# Any Marriott owner who can rent 2 nights 10/9 and 10/10 @Custom House (Boston)?



## dlpearson (Sep 23, 2021)

I know it's a long shot--trying to piece together a very last minute trip.


----------



## GrayFal (Sep 24, 2021)

Did you try Marriott.com ?


----------



## jtp1947 (Sep 26, 2021)

Columbus Day/Indigenous People's Day weekend.  Lots of hotels sold out or very expensive.


----------



## SueDonJ (Sep 26, 2021)

I checked and there's no availability at all for DC Points usage during the holiday weekend nor the entire month of October; no surprise considering it's the height of leaf-peeping season.
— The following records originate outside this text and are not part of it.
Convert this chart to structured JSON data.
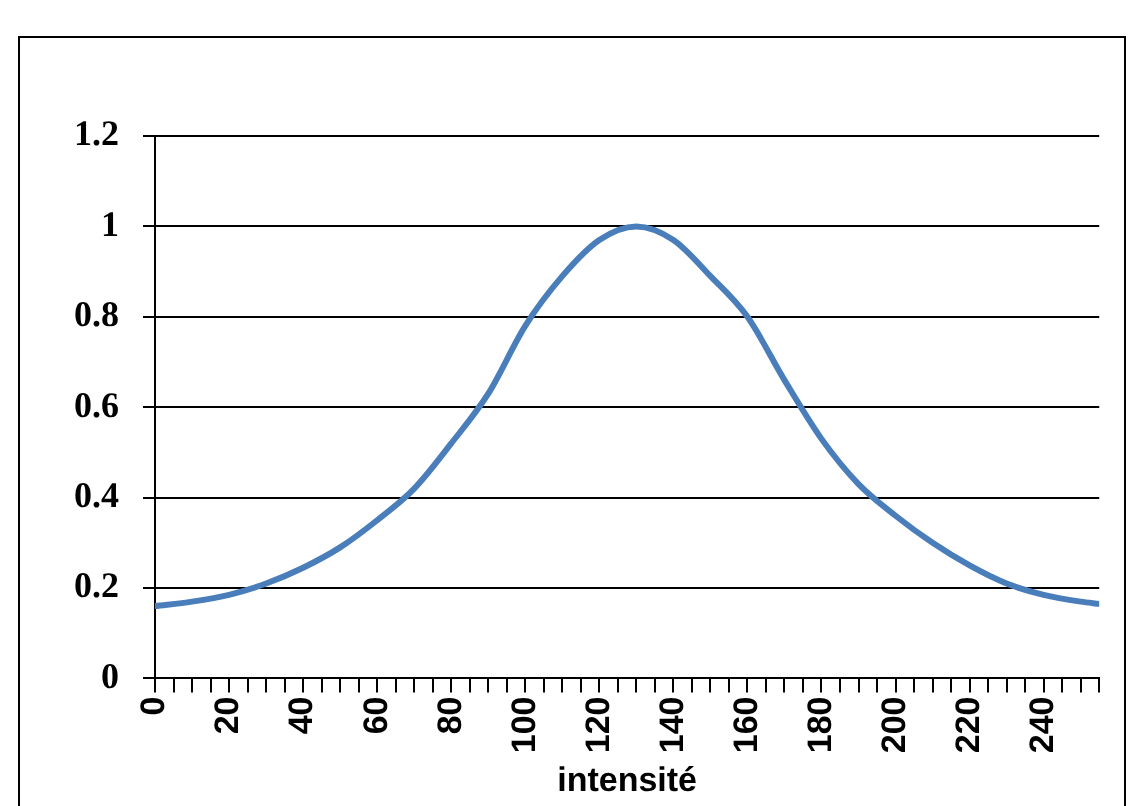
{
  "chart_data": {
    "type": "line",
    "xlabel": "intensité",
    "x": [
      0,
      10,
      20,
      30,
      40,
      50,
      60,
      70,
      80,
      90,
      100,
      110,
      120,
      130,
      140,
      150,
      160,
      170,
      180,
      190,
      200,
      210,
      220,
      230,
      240,
      250,
      255
    ],
    "series": [
      {
        "color": "#4a7ebb",
        "values": [
          0.16,
          0.17,
          0.185,
          0.21,
          0.245,
          0.29,
          0.35,
          0.42,
          0.52,
          0.63,
          0.78,
          0.89,
          0.97,
          1,
          0.97,
          0.89,
          0.8,
          0.66,
          0.53,
          0.43,
          0.36,
          0.3,
          0.25,
          0.21,
          0.185,
          0.17,
          0.165
        ]
      }
    ],
    "xlim": [
      0,
      255
    ],
    "xticks": [
      0,
      {
        "value": 5,
        "label": null
      },
      {
        "value": 10,
        "label": null
      },
      {
        "value": 15,
        "label": null
      },
      20,
      {
        "value": 25,
        "label": null
      },
      {
        "value": 30,
        "label": null
      },
      {
        "value": 35,
        "label": null
      },
      40,
      {
        "value": 45,
        "label": null
      },
      {
        "value": 50,
        "label": null
      },
      {
        "value": 55,
        "label": null
      },
      60,
      {
        "value": 65,
        "label": null
      },
      {
        "value": 70,
        "label": null
      },
      {
        "value": 75,
        "label": null
      },
      80,
      {
        "value": 85,
        "label": null
      },
      {
        "value": 90,
        "label": null
      },
      {
        "value": 95,
        "label": null
      },
      100,
      {
        "value": 105,
        "label": null
      },
      {
        "value": 110,
        "label": null
      },
      {
        "value": 115,
        "label": null
      },
      120,
      {
        "value": 125,
        "label": null
      },
      {
        "value": 130,
        "label": null
      },
      {
        "value": 135,
        "label": null
      },
      140,
      {
        "value": 145,
        "label": null
      },
      {
        "value": 150,
        "label": null
      },
      {
        "value": 155,
        "label": null
      },
      160,
      {
        "value": 165,
        "label": null
      },
      {
        "value": 170,
        "label": null
      },
      {
        "value": 175,
        "label": null
      },
      180,
      {
        "value": 185,
        "label": null
      },
      {
        "value": 190,
        "label": null
      },
      {
        "value": 195,
        "label": null
      },
      200,
      {
        "value": 205,
        "label": null
      },
      {
        "value": 210,
        "label": null
      },
      {
        "value": 215,
        "label": null
      },
      220,
      {
        "value": 225,
        "label": null
      },
      {
        "value": 230,
        "label": null
      },
      {
        "value": 235,
        "label": null
      },
      240,
      {
        "value": 245,
        "label": null
      },
      {
        "value": 250,
        "label": null
      },
      {
        "value": 255,
        "label": null
      }
    ],
    "ylim": [
      0,
      1.2
    ],
    "yticks": [
      0,
      0.2,
      0.4,
      0.6,
      0.8,
      1,
      1.2
    ],
    "grid": "y",
    "legend": false,
    "marker": "none",
    "line_style": "solid"
  }
}
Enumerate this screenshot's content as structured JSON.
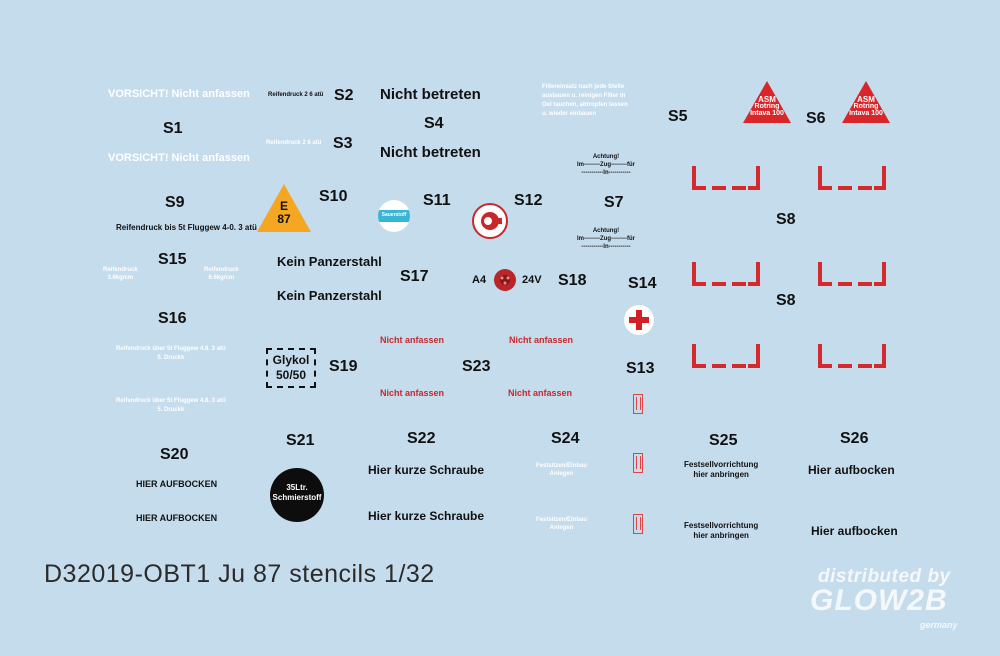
{
  "sheet_title": "D32019-OBT1 Ju 87 stencils 1/32",
  "watermark": {
    "line1": "distributed by",
    "line2": "GLOW2B",
    "line3": "germany"
  },
  "labels": {
    "s1": "S1",
    "s2": "S2",
    "s3": "S3",
    "s4": "S4",
    "s5": "S5",
    "s6": "S6",
    "s7": "S7",
    "s8a": "S8",
    "s8b": "S8",
    "s9": "S9",
    "s10": "S10",
    "s11": "S11",
    "s12": "S12",
    "s13": "S13",
    "s14": "S14",
    "s15": "S15",
    "s16": "S16",
    "s17": "S17",
    "s18": "S18",
    "s19": "S19",
    "s20": "S20",
    "s21": "S21",
    "s22": "S22",
    "s23": "S23",
    "s24": "S24",
    "s25": "S25",
    "s26": "S26"
  },
  "stencils": {
    "vorsicht1": "VORSICHT! Nicht anfassen",
    "vorsicht2": "VORSICHT! Nicht anfassen",
    "reifendruck_s2": "Reifendruck 2 6 atü",
    "reifendruck_s3": "Reifendruck 2 6 atü",
    "nicht_betreten1": "Nicht betreten",
    "nicht_betreten2": "Nicht betreten",
    "fuelfilter": [
      "Filtereinsatz nach jede Stelle",
      "ausbauen u. reinigen Filter in",
      "Oel tauchen, abtropfen lassen",
      "u. wieder einbauen"
    ],
    "triangle_s5": [
      "ASM",
      "Rotring",
      "Intava 100"
    ],
    "triangle_s6": [
      "ASM",
      "Rotring",
      "Intava 100"
    ],
    "achtung1": [
      "Achtung!",
      "Im--------Zug--------für",
      "-----------In-----------"
    ],
    "achtung2": [
      "Achtung!",
      "Im--------Zug--------für",
      "-----------In-----------"
    ],
    "reifendruck_s9": "Reifendruck bis 5t Fluggew 4-0. 3 atü",
    "e87": [
      "E",
      "87"
    ],
    "sauerstoff": "Sauerstoff",
    "kein_panzerstahl1": "Kein Panzerstahl",
    "kein_panzerstahl2": "Kein Panzerstahl",
    "reifendruck_s15a": [
      "Reifendruck",
      "3.6kg/cm"
    ],
    "reifendruck_s15b": [
      "Reifendruck",
      "6.6kg/cm"
    ],
    "a4": "A4",
    "v24": "24V",
    "reifendruck_s16a": [
      "Reifendruck über 5t Fluggew 4.8. 3 atü",
      "5. Druckk"
    ],
    "reifendruck_s16b": [
      "Reifendruck über 5t Fluggew 4.8. 3 atü",
      "5. Druckk"
    ],
    "glykol": [
      "Glykol",
      "50/50"
    ],
    "nicht_anfassen1": "Nicht anfassen",
    "nicht_anfassen2": "Nicht anfassen",
    "nicht_anfassen3": "Nicht anfassen",
    "nicht_anfassen4": "Nicht anfassen",
    "hier_aufbocken_s20a": "HIER AUFBOCKEN",
    "hier_aufbocken_s20b": "HIER AUFBOCKEN",
    "schmierstoff": [
      "35Ltr.",
      "Schmierstoff"
    ],
    "hier_kurze_schraube1": "Hier kurze Schraube",
    "hier_kurze_schraube2": "Hier kurze Schraube",
    "fest_s24a": [
      "Festsitzen/Einbau",
      "Anlegen"
    ],
    "fest_s24b": [
      "Festsitzen/Einbau",
      "Anlegen"
    ],
    "festsell1": [
      "Festsellvorrichtung",
      "hier anbringen"
    ],
    "festsell2": [
      "Festsellvorrichtung",
      "hier anbringen"
    ],
    "hier_aufbocken_s26a": "Hier aufbocken",
    "hier_aufbocken_s26b": "Hier aufbocken"
  },
  "colors": {
    "background": "#c5dcec",
    "stencil_red": "#c8282c",
    "triangle_red": "#d9262a",
    "orange": "#f5a623",
    "sauerstoff_blue": "#38b6d8"
  }
}
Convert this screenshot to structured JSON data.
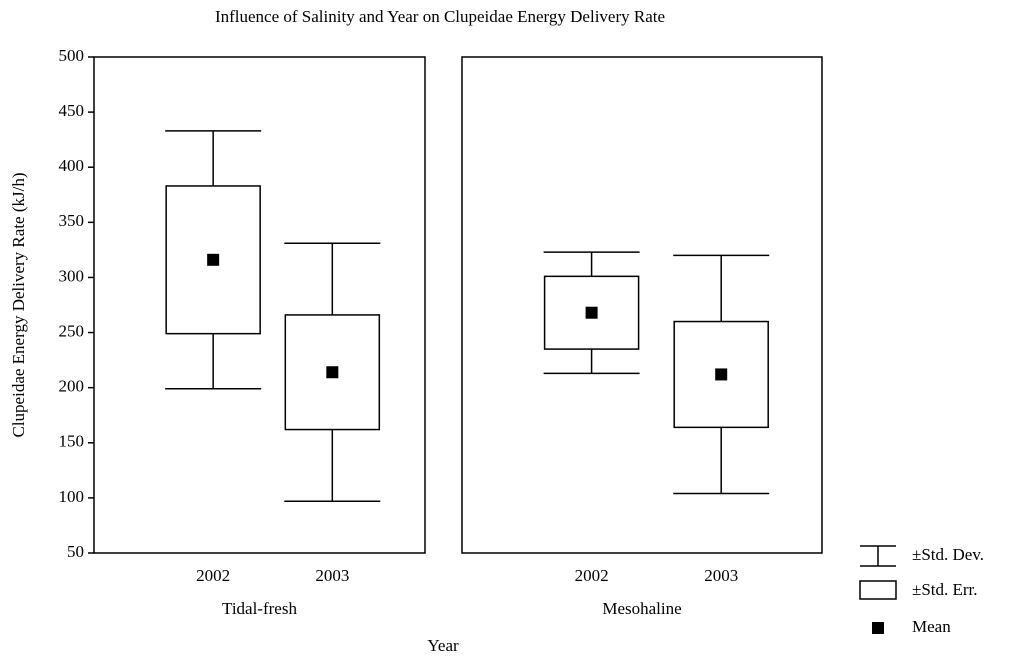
{
  "chart_data": {
    "type": "box",
    "title": "Influence of Salinity and Year on Clupeidae Energy Delivery Rate",
    "xlabel": "Year",
    "ylabel": "Clupeidae Energy Delivery Rate (kJ/h)",
    "ylim": [
      50,
      500
    ],
    "yticks": [
      50,
      100,
      150,
      200,
      250,
      300,
      350,
      400,
      450,
      500
    ],
    "legend": [
      "±Std. Dev.",
      "±Std. Err.",
      "Mean"
    ],
    "panels": [
      {
        "name": "Tidal-fresh",
        "categories": [
          "2002",
          "2003"
        ],
        "mean": [
          316,
          214
        ],
        "se": [
          67,
          52
        ],
        "sd": [
          117,
          117
        ]
      },
      {
        "name": "Mesohaline",
        "categories": [
          "2002",
          "2003"
        ],
        "mean": [
          268,
          212
        ],
        "se": [
          33,
          48
        ],
        "sd": [
          55,
          108
        ]
      }
    ]
  }
}
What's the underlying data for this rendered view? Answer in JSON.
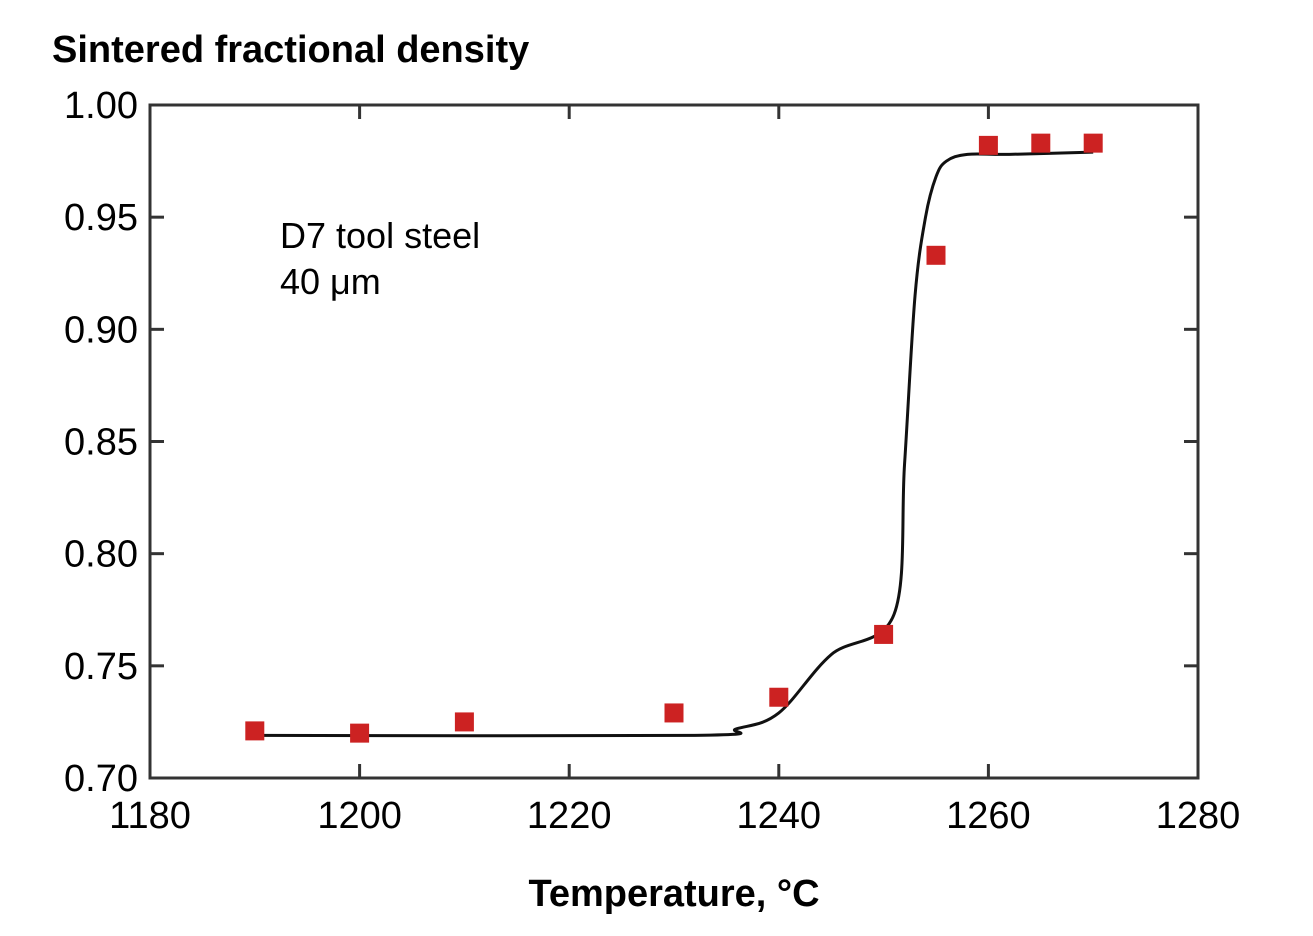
{
  "chart_data": {
    "type": "scatter",
    "title": "",
    "ylabel": "Sintered fractional density",
    "xlabel": "Temperature, °C",
    "xlim": [
      1180,
      1280
    ],
    "ylim": [
      0.7,
      1.0
    ],
    "x_ticks": [
      1180,
      1200,
      1220,
      1240,
      1260,
      1280
    ],
    "x_tick_labels": [
      "1180",
      "1200",
      "1220",
      "1240",
      "1260",
      "1280"
    ],
    "y_ticks": [
      0.7,
      0.75,
      0.8,
      0.85,
      0.9,
      0.95,
      1.0
    ],
    "y_tick_labels": [
      "0.70",
      "0.75",
      "0.80",
      "0.85",
      "0.90",
      "0.95",
      "1.00"
    ],
    "grid": false,
    "annotation": [
      "D7 tool steel",
      "40 μm"
    ],
    "series": [
      {
        "type": "scatter",
        "marker": "square",
        "color": "#cc2222",
        "x": [
          1190,
          1200,
          1210,
          1230,
          1240,
          1250,
          1255,
          1260,
          1265,
          1270
        ],
        "y": [
          0.721,
          0.72,
          0.725,
          0.729,
          0.736,
          0.764,
          0.933,
          0.982,
          0.983,
          0.983
        ]
      },
      {
        "type": "line",
        "color": "#111111",
        "x": [
          1190,
          1232,
          1236,
          1240,
          1245,
          1251,
          1252,
          1253,
          1254,
          1255,
          1256,
          1258,
          1262,
          1270
        ],
        "y": [
          0.719,
          0.719,
          0.722,
          0.729,
          0.755,
          0.773,
          0.84,
          0.915,
          0.95,
          0.968,
          0.975,
          0.978,
          0.978,
          0.979
        ]
      }
    ]
  }
}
If there were it'd cost at least (with the best 35% last-minute discount for the highest-tier owners) 750 DC Points for the two nights, not a good return for an owner if you're looking to pay the $115/night limit of this forum.



GrayFal said:


> Did you try Marriott.com ?



I also checked Marriott.com and there's limited availability for a cash stay at +/- $700 per night, no availability using Bonvoy Points or Free Night Certificates. (This is relevant only if the OP books directly through marriott.com, considering that Marriott, Int'l - the hotel company - does not allow private rentals of cash/Bonvoy stays.)


----------



## dlpearson (Sep 26, 2021)

Thank you, everyone, for your help and suggestions.  Looks like we'll be staying in the 'burbs (no problem).  I suspected a last-minute October weekend would be a long-shot.  And I just realized the Boston Marathon is Monday the 11th (another reason for non-availability and/or sky-high prices)!


----------